The Thunder suspended Davis for one game on Friday. Matt Pinto, the team’s radio announcer, will fill in when Oklahoma City hosts Utah in Game 1 of their first-round playoff series Sunday night.
“We think obviously the use of that term was offensive and inappropriate, and I expressed that to Brian last night,” Mahoney said. “Brian assures me that it was not meant in any derogatory way, and he apologizes. But again, we feel strongly that it’s inappropriate and offensive.”
Davis accepted the suspension with “great remorse and humility,” he said in a statement to ESPN.

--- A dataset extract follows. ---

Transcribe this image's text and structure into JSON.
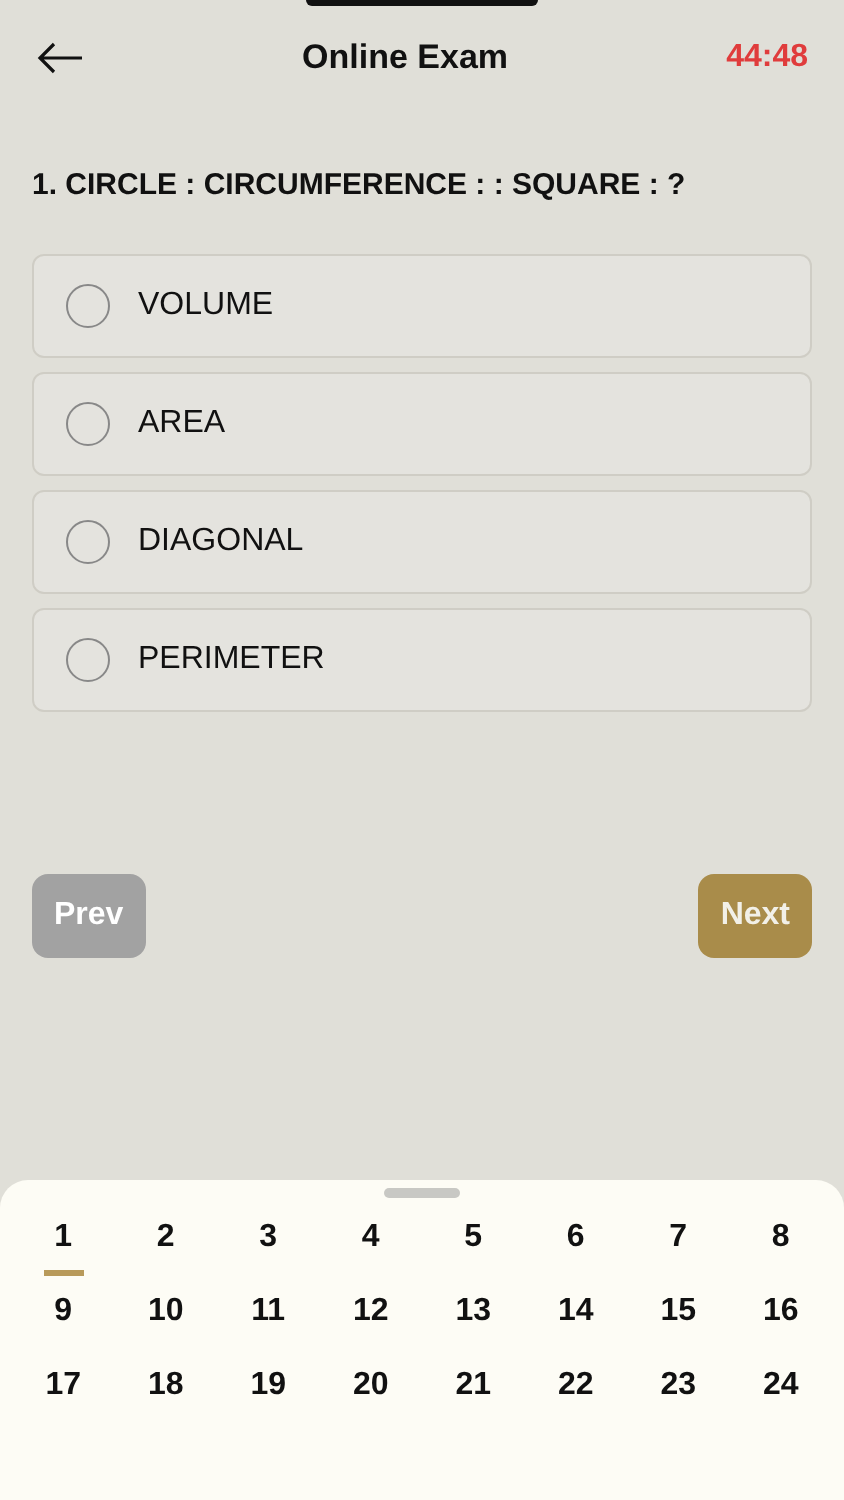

“While unintentional, I understand and acknowledge the gravity of the situation,” he said. “I offer my sincere apology and realize that, while I committed a lapse in judgment, such mistakes come with consequences. This is an appropriate consequence for my actions.”
Davis is a full-time Thunder employee, according to Katz. He has been the team’s television play-by-play voice since it arrived in Oklahoma City in 2008, previously working as a radio and television host and reporter in Chicago and Seattle. He has also been the radio voice of the Seattle Seahawks, and has called games for the Chicago Blackhawks and Chicago Fire. It’s unknown whether he will address the comment on a future broadcast.

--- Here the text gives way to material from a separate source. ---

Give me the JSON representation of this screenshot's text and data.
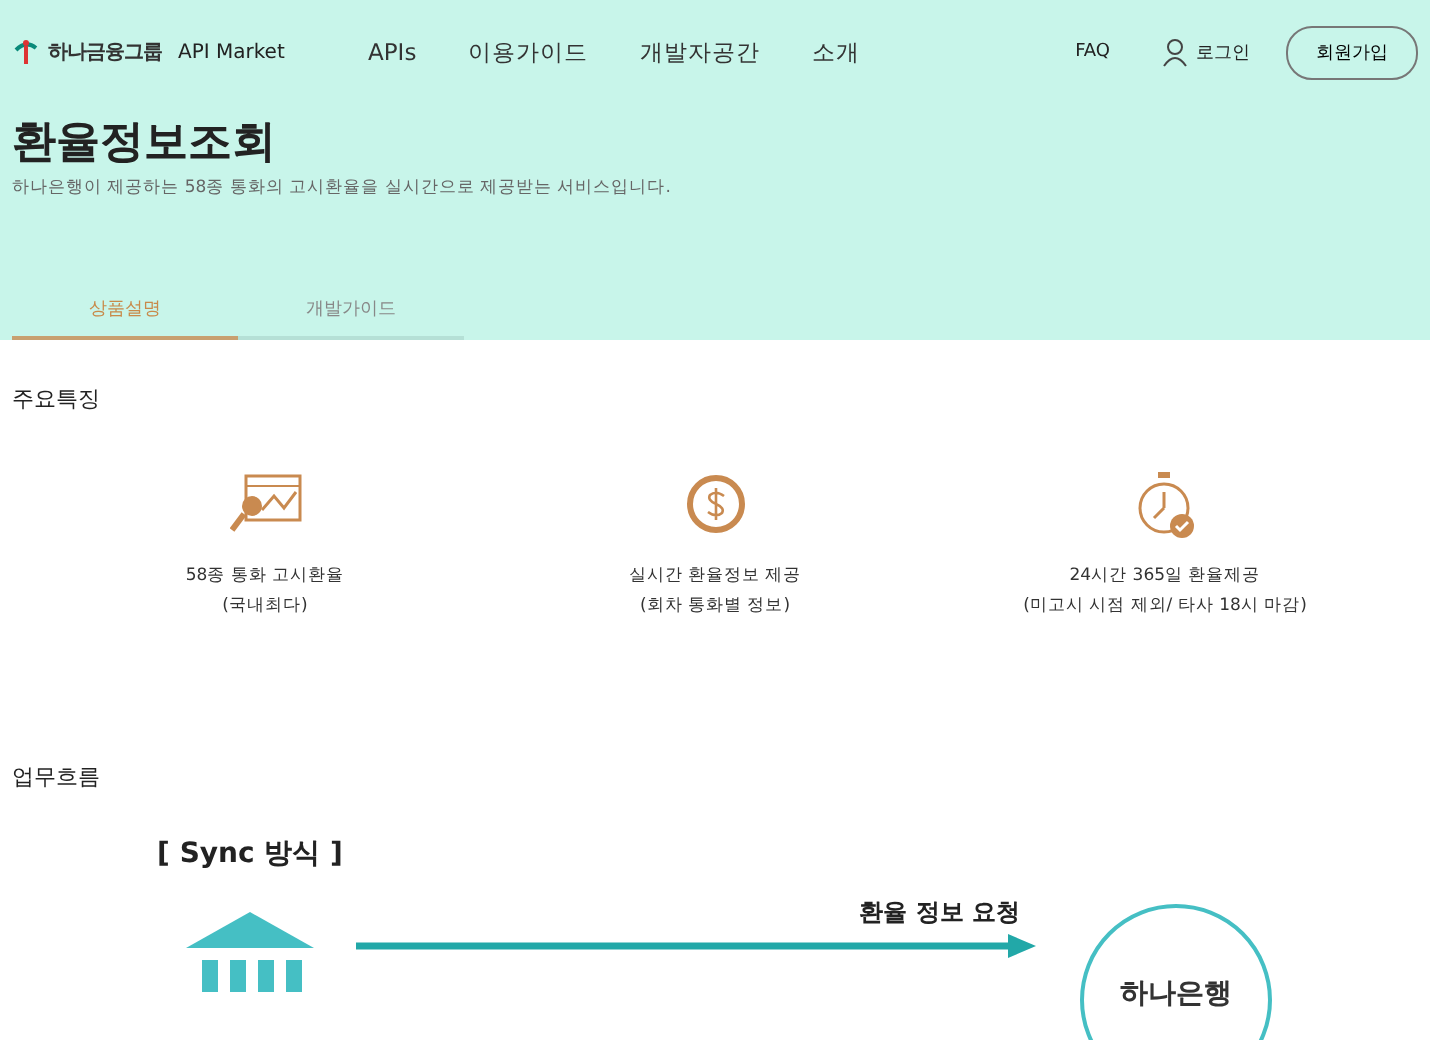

The use of “cotton-picking” as an adjective has mostly fallen from use, likely because of its surface connections to a time when black slaves picked cotton in the United States. But according to essayist Heather Michon, the phrase arose in the 17th century “to describe a nuisance or something troublesome or unpleasant.” At the time, cotton was picked by both white and black people in what would eventually become the American South.
“Cotton picking was hot, dirty, nasty work. It had little or no connection to slavery at that point in history, because wide-scale cotton cultivation was not really feasible until the development of the cotton gin in very last years of the 18th Century,” she wrote in 2011, when the phrase sparked a minor uproar in Canada after a member of that country’s Senate used it.
“ ‘Cotton-picking’ stayed in the language and eventually became a slang for ‘God-damn’ or ‘damn’ or any number of less polite swear words, and so it survived into modern times,” Michon continued. “It was heavily used in cowboy movies in the early decades of motion pictures, when swearing on-screen was still taboo. I suspect many of us first heard it in Bugs Bunny cartoons.”
In 2010, CNN host Rick Sanchez quickly apologized after referring to President Barack Obama as “the cotton-picking president of the United States!” Sanchez actually was defending Obama when he used the phrase.
“He is the cotton picking president of the United States!” Sanchez said, asking why falsehoods about Obama had persisted. “If the president of the United States doesn’t have enough of a bully pulpit to convince people that … a lie is a lie … what the hell is going on here?”